Tout au long de cette période, une pression de plus en plus forte s'exerce sur les architectes pour qu'ils se dotent d'un statut professionnel en créant des organismes d'autoréglementation responsables d'établir et de maintenir les normes de la pratique. Durant la dernière partie du XIXe siècle, l'architecture, l'arpentage et l'ingénierie deviennent des professions distinctes. Les architectes sont divisés quant à savoir s'ils devraient acquérir leur formation dans les universités ou encore par l'apprentissage (voir Architecture, Histoire de l', 1867-1914).
Au lendemain de la Première Guerre mondiale, les architectes continuent de chercher un langage national et expérimentent timidement les traditions modernistes européennes. Des architectes tels que John Lyle cherchent à exprimer l'identité nationale en utilisant des ornements d'origine régionale. Toutefois, des architectes tels qu'Ernest Cormier affirment qu'il n'est pas à propos d'utiliser des thèmes canadiens et réclament la création d'un style international en architecture canadienne. À cette époque, et ce, après avoir rencontré maintes difficultés, des femmes commencent à exercer la profession d'architectes.

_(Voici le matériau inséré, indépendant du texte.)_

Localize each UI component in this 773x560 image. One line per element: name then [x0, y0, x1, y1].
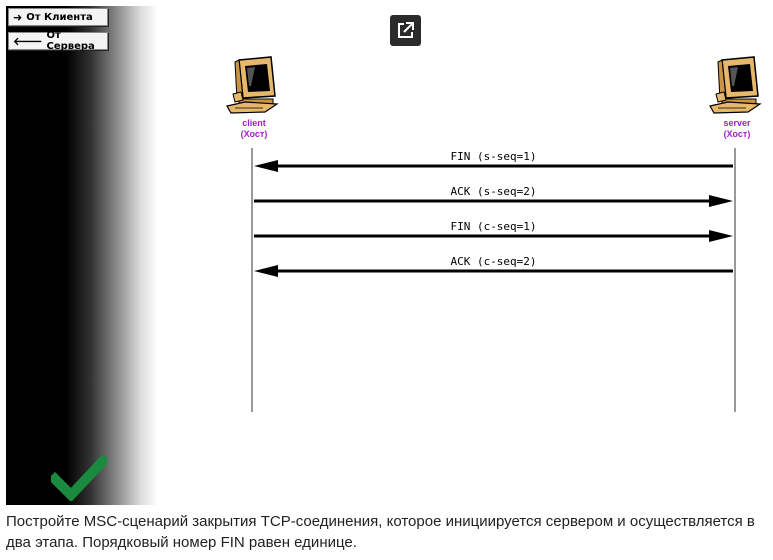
- message-label: FIN (s-seq=1): [450, 150, 536, 163]
- message-arrow: FIN (s-seq=1): [254, 150, 733, 172]
- msc-diagram: FIN (s-seq=1) ACK (s-seq=2) FIN (c-seq=1) A…: [251, 148, 736, 412]
- message-label: FIN (c-seq=1): [450, 220, 536, 233]
- message-list: FIN (s-seq=1) ACK (s-seq=2) FIN (c-seq=1) A…: [254, 150, 733, 277]
- message-label: ACK (c-seq=2): [450, 255, 536, 268]
- message-arrow: FIN (c-seq=1): [254, 220, 733, 242]
- message-arrow: ACK (c-seq=2): [254, 255, 733, 277]
- message-arrow: ACK (s-seq=2): [254, 185, 733, 207]
- message-label: ACK (s-seq=2): [450, 185, 536, 198]
- task-caption: Постройте MSC-сценарий закрытия TCP-соед…: [6, 513, 755, 551]
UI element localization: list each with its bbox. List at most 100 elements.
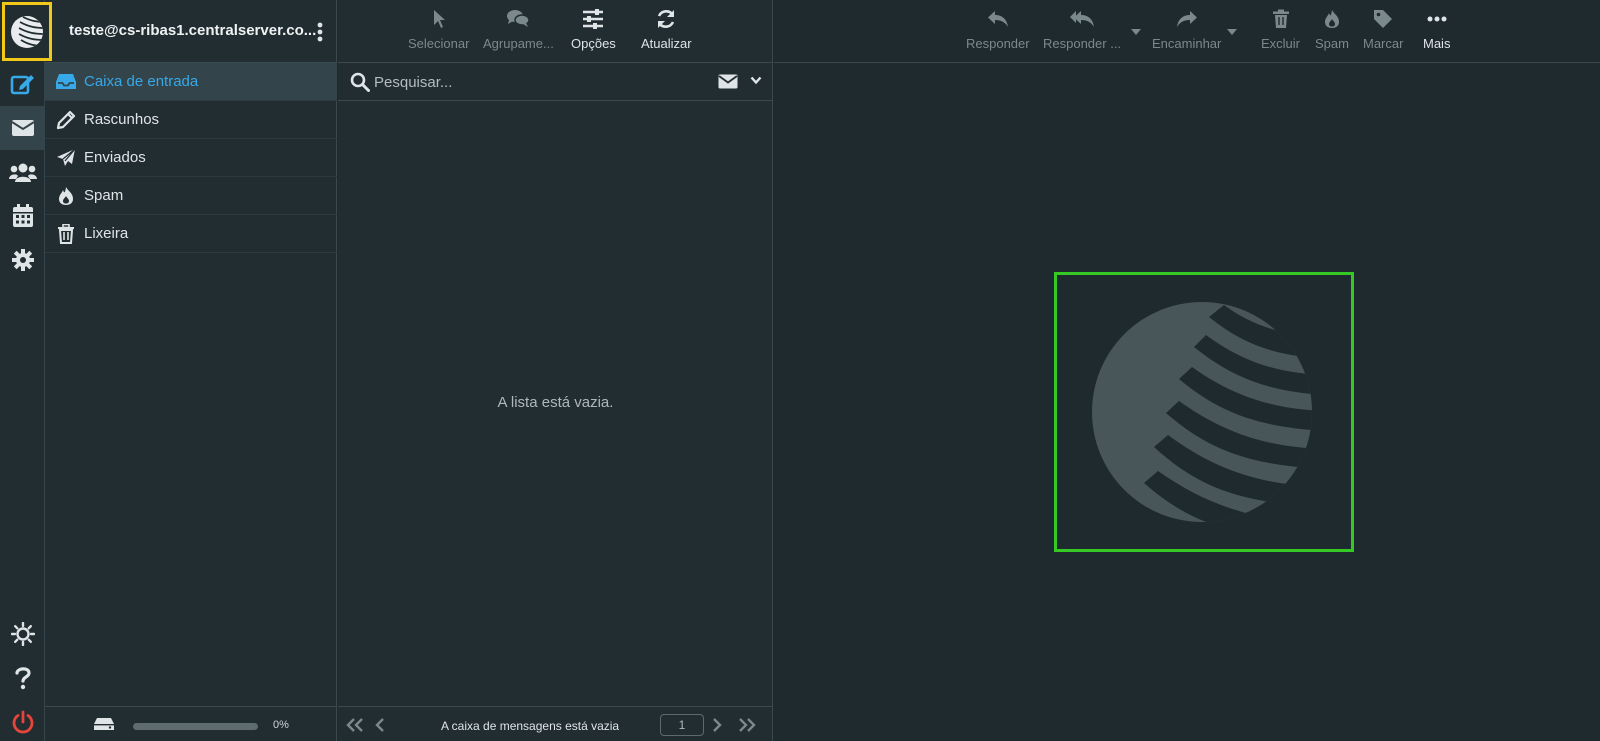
sun-icon: [10, 622, 35, 646]
prev-page-button[interactable]: [375, 718, 385, 732]
search-icon: [350, 72, 370, 92]
preview-panel: Responder Responder ... Encaminhar Exclu…: [774, 0, 1600, 741]
search-scope-button[interactable]: [718, 74, 738, 89]
options-button[interactable]: Opções: [571, 8, 616, 56]
refresh-label: Atualizar: [641, 36, 692, 51]
chevron-right-icon: [712, 718, 722, 732]
reply-all-dropdown[interactable]: [1131, 29, 1141, 35]
refresh-icon: [655, 8, 677, 30]
more-button[interactable]: Mais: [1423, 8, 1450, 56]
empty-list-message: A lista está vazia.: [497, 394, 614, 411]
help-button[interactable]: [0, 656, 45, 700]
folder-trash[interactable]: Lixeira: [45, 215, 337, 253]
refresh-button[interactable]: Atualizar: [641, 8, 692, 56]
logo-icon: [1084, 297, 1324, 527]
list-toolbar: Selecionar Agrupame... Opções Atualizar: [338, 0, 773, 63]
reply-button[interactable]: Responder: [966, 8, 1030, 56]
mail-button[interactable]: [0, 106, 45, 150]
next-page-button[interactable]: [712, 718, 722, 732]
account-email: teste@cs-ribas1.centralserver.co...: [69, 22, 317, 39]
mark-label: Marcar: [1363, 36, 1404, 51]
forward-button[interactable]: Encaminhar: [1152, 8, 1221, 56]
chevron-left-icon: [375, 718, 385, 732]
reply-icon: [987, 8, 1009, 30]
group-label: Agrupame...: [483, 36, 554, 51]
folder-spam[interactable]: Spam: [45, 177, 337, 215]
account-menu-button[interactable]: [313, 20, 327, 44]
pencil-icon: [55, 109, 77, 131]
double-chevron-right-icon: [738, 718, 756, 732]
reply-label: Responder: [966, 36, 1030, 51]
comments-icon: [506, 8, 531, 30]
logout-button[interactable]: [0, 700, 45, 741]
envelope-icon: [10, 119, 35, 137]
logo-icon: [9, 14, 45, 50]
folder-label: Rascunhos: [84, 111, 160, 128]
folder-label: Enviados: [84, 149, 146, 166]
caret-down-icon: [1131, 29, 1141, 35]
folder-label: Lixeira: [84, 225, 129, 242]
folder-inbox[interactable]: Caixa de entrada: [45, 63, 337, 101]
pagination-bar: A caixa de mensagens está vazia: [338, 706, 773, 741]
more-label: Mais: [1423, 36, 1451, 51]
question-icon: [14, 666, 32, 690]
select-label: Selecionar: [408, 36, 470, 51]
contacts-button[interactable]: [0, 150, 45, 194]
folder-label: Caixa de entrada: [84, 73, 199, 90]
caret-down-icon: [1227, 29, 1237, 35]
search-bar: [338, 63, 773, 101]
folder-sent[interactable]: Enviados: [45, 139, 337, 177]
app-logo[interactable]: [2, 2, 52, 61]
theme-toggle-button[interactable]: [0, 612, 45, 656]
last-page-button[interactable]: [738, 718, 756, 732]
trash-icon: [55, 223, 77, 245]
delete-button[interactable]: Excluir: [1261, 8, 1300, 56]
first-page-button[interactable]: [346, 718, 364, 732]
settings-button[interactable]: [0, 238, 45, 282]
watermark-logo: [1054, 272, 1354, 552]
search-input[interactable]: [374, 69, 694, 95]
delete-label: Excluir: [1261, 36, 1301, 51]
paper-plane-icon: [55, 147, 77, 169]
reply-all-button[interactable]: Responder ...: [1043, 8, 1121, 56]
spam-button[interactable]: Spam: [1315, 8, 1349, 56]
message-list-panel: Selecionar Agrupame... Opções Atualizar …: [338, 0, 773, 741]
calendar-button[interactable]: [0, 194, 45, 238]
trash-icon: [1272, 8, 1290, 30]
mailbox-status: A caixa de mensagens está vazia: [441, 719, 620, 733]
search-options-toggle[interactable]: [750, 76, 762, 85]
page-number-input[interactable]: [660, 714, 704, 736]
calendar-icon: [12, 204, 34, 228]
icon-rail: [0, 0, 45, 741]
power-icon: [11, 710, 35, 734]
quota-percent: 0%: [273, 719, 289, 731]
double-chevron-left-icon: [346, 718, 364, 732]
reply-all-label: Responder ...: [1043, 36, 1122, 51]
fire-icon: [55, 185, 77, 207]
hard-drive-icon: [93, 717, 115, 731]
quota-progress-bar: [133, 723, 258, 730]
chevron-down-icon: [750, 76, 762, 85]
users-icon: [8, 162, 37, 182]
folder-label: Spam: [84, 187, 124, 204]
forward-dropdown[interactable]: [1227, 29, 1237, 35]
sliders-icon: [582, 8, 604, 30]
storage-quota: 0%: [45, 706, 337, 741]
gear-icon: [11, 249, 34, 271]
envelope-icon: [718, 74, 738, 89]
folder-panel: teste@cs-ribas1.centralserver.co... Caix…: [45, 0, 337, 741]
account-header: teste@cs-ribas1.centralserver.co...: [45, 0, 337, 63]
reply-all-icon: [1069, 8, 1095, 30]
mark-button[interactable]: Marcar: [1363, 8, 1403, 56]
compose-button[interactable]: [0, 62, 45, 106]
forward-icon: [1176, 8, 1198, 30]
message-toolbar: Responder Responder ... Encaminhar Exclu…: [774, 0, 1600, 63]
folder-drafts[interactable]: Rascunhos: [45, 101, 337, 139]
kebab-menu-icon: [317, 22, 323, 42]
options-label: Opções: [571, 36, 616, 51]
spam-label: Spam: [1315, 36, 1349, 51]
tag-icon: [1373, 8, 1393, 30]
ellipsis-icon: [1427, 8, 1447, 30]
group-button[interactable]: Agrupame...: [483, 8, 554, 56]
select-button[interactable]: Selecionar: [408, 8, 469, 56]
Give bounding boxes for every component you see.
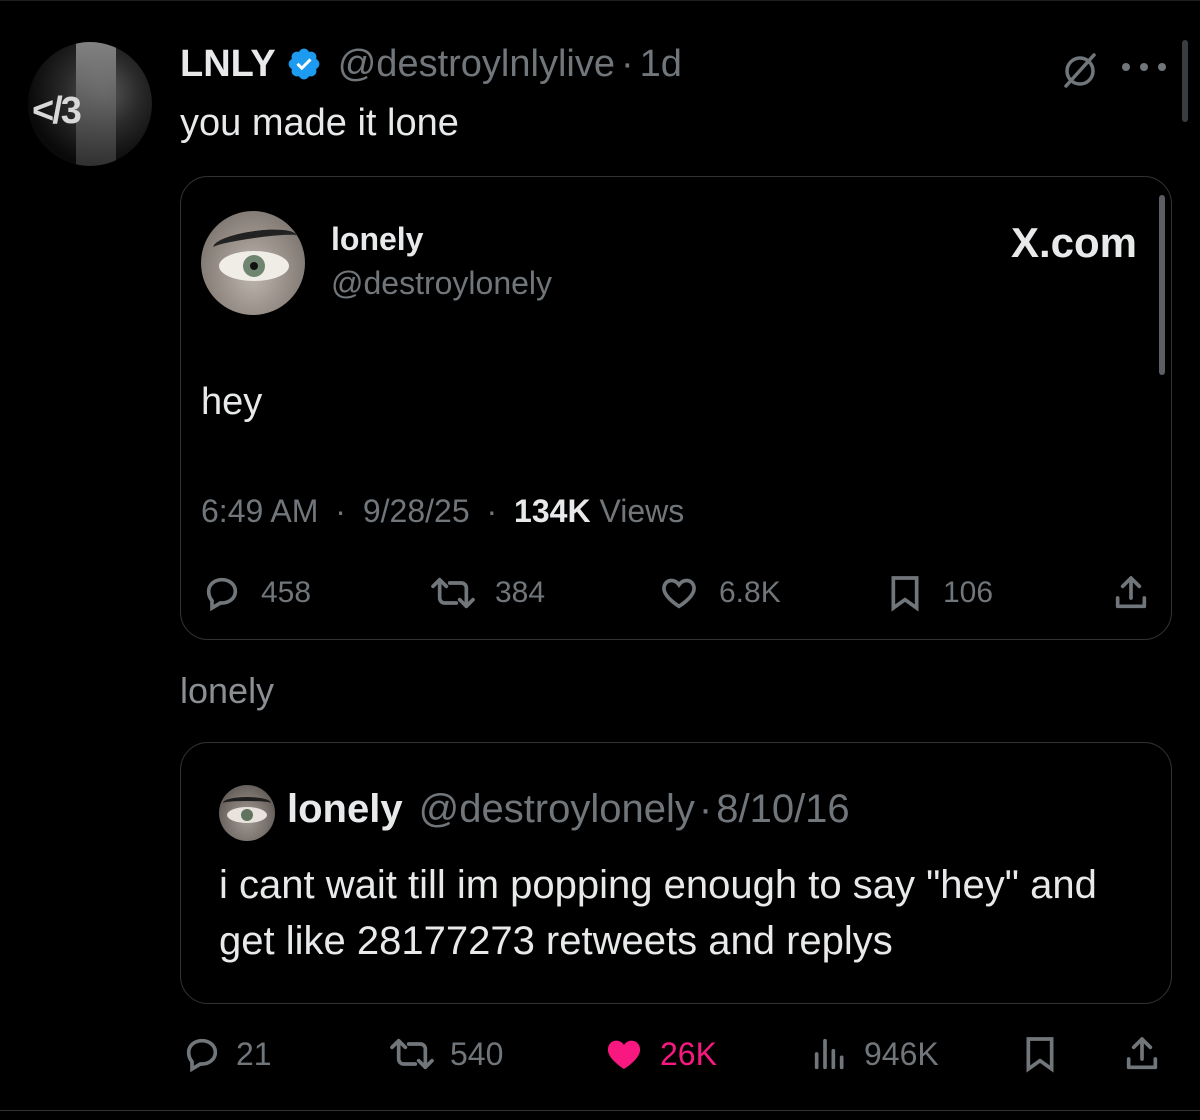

Au lendemain de la Deuxième Guerre mondiale, la société canadienne entre dans une période de fébrilité, en ce qui a trait à la construction urbaine, par suite du retour des anciens combattants et de l'explosion démographique. Beaucoup de gens ont les moyens de s'acheter une voiture et les banlieues changent le mode de vie des Canadiens. L'architecture connaît un essor grâce aux recommandations précises du rapport de la Commission royale d'enquête sur l'avancement des arts,lettres et sciences au Canada (mieux connu sous le nom de rapport Massey, 1951) à l'effet que les Canadiens devraient créer un langage canadien en architecture. Le rapport propose même des étapes à suivre pour y parvenir. Le mouvement moderne en architecture devient populaire, surtout à Vancouver, à Winnipeg et à Toronto (voir Architecture, Histoire de l', 1914-1967).
En 1967, alors que le Canada célèbre son centenaire avec l'Expo 67, des architectes tels qu'Arthur Erickson sont reconnus sur la scène internationale. Après 1967, l'architecture canadienne prend des avenues nombreuses et variées. Des architectes poursuivent leur vision personnelle chacun de leur côté. Certains, tels que Douglas Cardinal d'Alberta, enrichissent le courant dominant canadien avec leur sensibilité autochtone. D'autres, comme Eberhardt Zeidler, apportent leur sensibilité européenne au Canada et acquièrent une renommée internationale. Les villes canadiennes croissent rapidement, et beaucoup de vieux bâtiments sont démolis. Le mouvement pour la conservation du patrimoine, qui soutient la conservation et la restauration de notre histoire architecturale, voit le jour (voir Architecture, Histoire de l', de 1967 à nos jours).
Tandis que la quête d'un langage canadien en architecture se poursuit, on admet généralement que les variantes régionales contribuent à diversifier le vocabulaire architectural, plutôt qu'elles n'aident à former un style national dominant. Ainsi, l'architecture canadienne deviendra diversifiée, à l'image de la société et de la géographie canadiennes.